Milan Meets the Modern Woman
As Milan Fashion Week S/S 2019 comes to a close, we are left with ‘80s silhouettes, utility and sportswear, diversity among fashion models, and a lot of neutral tones.
After every fashion week, we re-evaluate what was shown and then ultimately choose a theme that was strongly represented throughout the week. For Italian designers in Milan, this meant dressing the everyday working woman. This shined through as pleated skirts strutted the runway in browns and beiges, leaving audiences feeling comforted.
Prada’s collection included looks that represented a challenge women face all the time: whether they should dress how they like or how other people expect them to dress, the battle between freedom and conservatism. This conflict was shown through modest A-line dresses that featured obscure, large cut-outs and plunging necklines.
According to a Vogue article, “If Burberry owns one of the two most famous coats in the world, Max Mara owns the other.” This brand is so well-known for its outerwear, it is easy to identify as soon as the models are in action. However, this time around, Creative Director of Max Mara, Ian Griffiths, tapped into the ‘80s archives. These important documents were recreated into light-weight, trench-like coats with broad shoulders and ruffle detailing. The coats ranged in neutral toned colors along with an added yellow look for contrast.
Versace showed up with its usual vibrant patterns and mini-dress sex appeal but also included something that was not expected—models of all different age groups. High-fashion models such as the Hadid sisters joined the stage with 44-year-old supermodel, Shalom Harlow.
20-year-old LIM junior, Emma Trivunovic, loved the shows from Milan Fashion Week because she believes the city is a major influence when it comes to culture and fashion. She was impressed by what Donatella Versace brought to the table.

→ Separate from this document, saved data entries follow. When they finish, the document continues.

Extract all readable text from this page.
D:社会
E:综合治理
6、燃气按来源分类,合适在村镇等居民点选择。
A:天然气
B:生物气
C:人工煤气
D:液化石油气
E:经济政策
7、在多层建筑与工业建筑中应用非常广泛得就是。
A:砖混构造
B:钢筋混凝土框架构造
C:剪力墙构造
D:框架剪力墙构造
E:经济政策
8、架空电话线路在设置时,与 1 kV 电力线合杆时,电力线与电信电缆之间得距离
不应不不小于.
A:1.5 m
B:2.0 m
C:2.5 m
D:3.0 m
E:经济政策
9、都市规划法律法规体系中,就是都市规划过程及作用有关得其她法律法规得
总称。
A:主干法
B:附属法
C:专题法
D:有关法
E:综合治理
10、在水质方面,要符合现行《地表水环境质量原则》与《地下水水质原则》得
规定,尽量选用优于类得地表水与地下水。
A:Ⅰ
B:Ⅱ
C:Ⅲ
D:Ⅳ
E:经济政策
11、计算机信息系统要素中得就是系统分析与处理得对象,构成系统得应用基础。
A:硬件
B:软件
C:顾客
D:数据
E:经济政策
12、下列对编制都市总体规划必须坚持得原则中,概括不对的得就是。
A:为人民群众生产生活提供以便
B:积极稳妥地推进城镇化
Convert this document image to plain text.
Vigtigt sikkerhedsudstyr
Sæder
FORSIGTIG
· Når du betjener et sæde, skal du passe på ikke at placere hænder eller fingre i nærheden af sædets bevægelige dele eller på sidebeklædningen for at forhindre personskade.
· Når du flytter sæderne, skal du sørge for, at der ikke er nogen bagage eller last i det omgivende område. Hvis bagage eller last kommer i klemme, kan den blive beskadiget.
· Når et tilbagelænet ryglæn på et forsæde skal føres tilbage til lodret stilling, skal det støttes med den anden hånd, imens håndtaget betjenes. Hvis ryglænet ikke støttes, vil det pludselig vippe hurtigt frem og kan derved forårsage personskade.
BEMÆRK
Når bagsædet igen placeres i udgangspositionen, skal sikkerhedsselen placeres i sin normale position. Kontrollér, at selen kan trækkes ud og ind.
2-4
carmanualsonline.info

“I think representation of women and different skin colors and backgrounds is important, and people notice,” Emma said. “People noticed how long into the Celine show it took Hedi [Slimane] to use a non-white model.”
For Emma, this means that people and consumers are going to continue on noticing the lack of representation of women. This, in turn, will lead to more diversity and equality in the fashion industry.
Moschino poked fun at the fast-fashion industry with an “unfinished” collection of sketched tights and stark ‘80s silhouettes. Hats and shoulder pads also accompanied models on the runway. The classic blues, yellows, and reds were splashed onto these pieces along with contrasted black-and-whites to make it seem these were sketched out of designer Jeremy Scott’s sketchbook.
Italian designers did not hold back this fashion week by creating collections that reflect the current social climate. Not only did they make a statement, but they also capitalized on femme empowerment and identity. I predict that Milan Fashion Week S/S 2019 is a glimpse into the future collision between fashion and equal representation.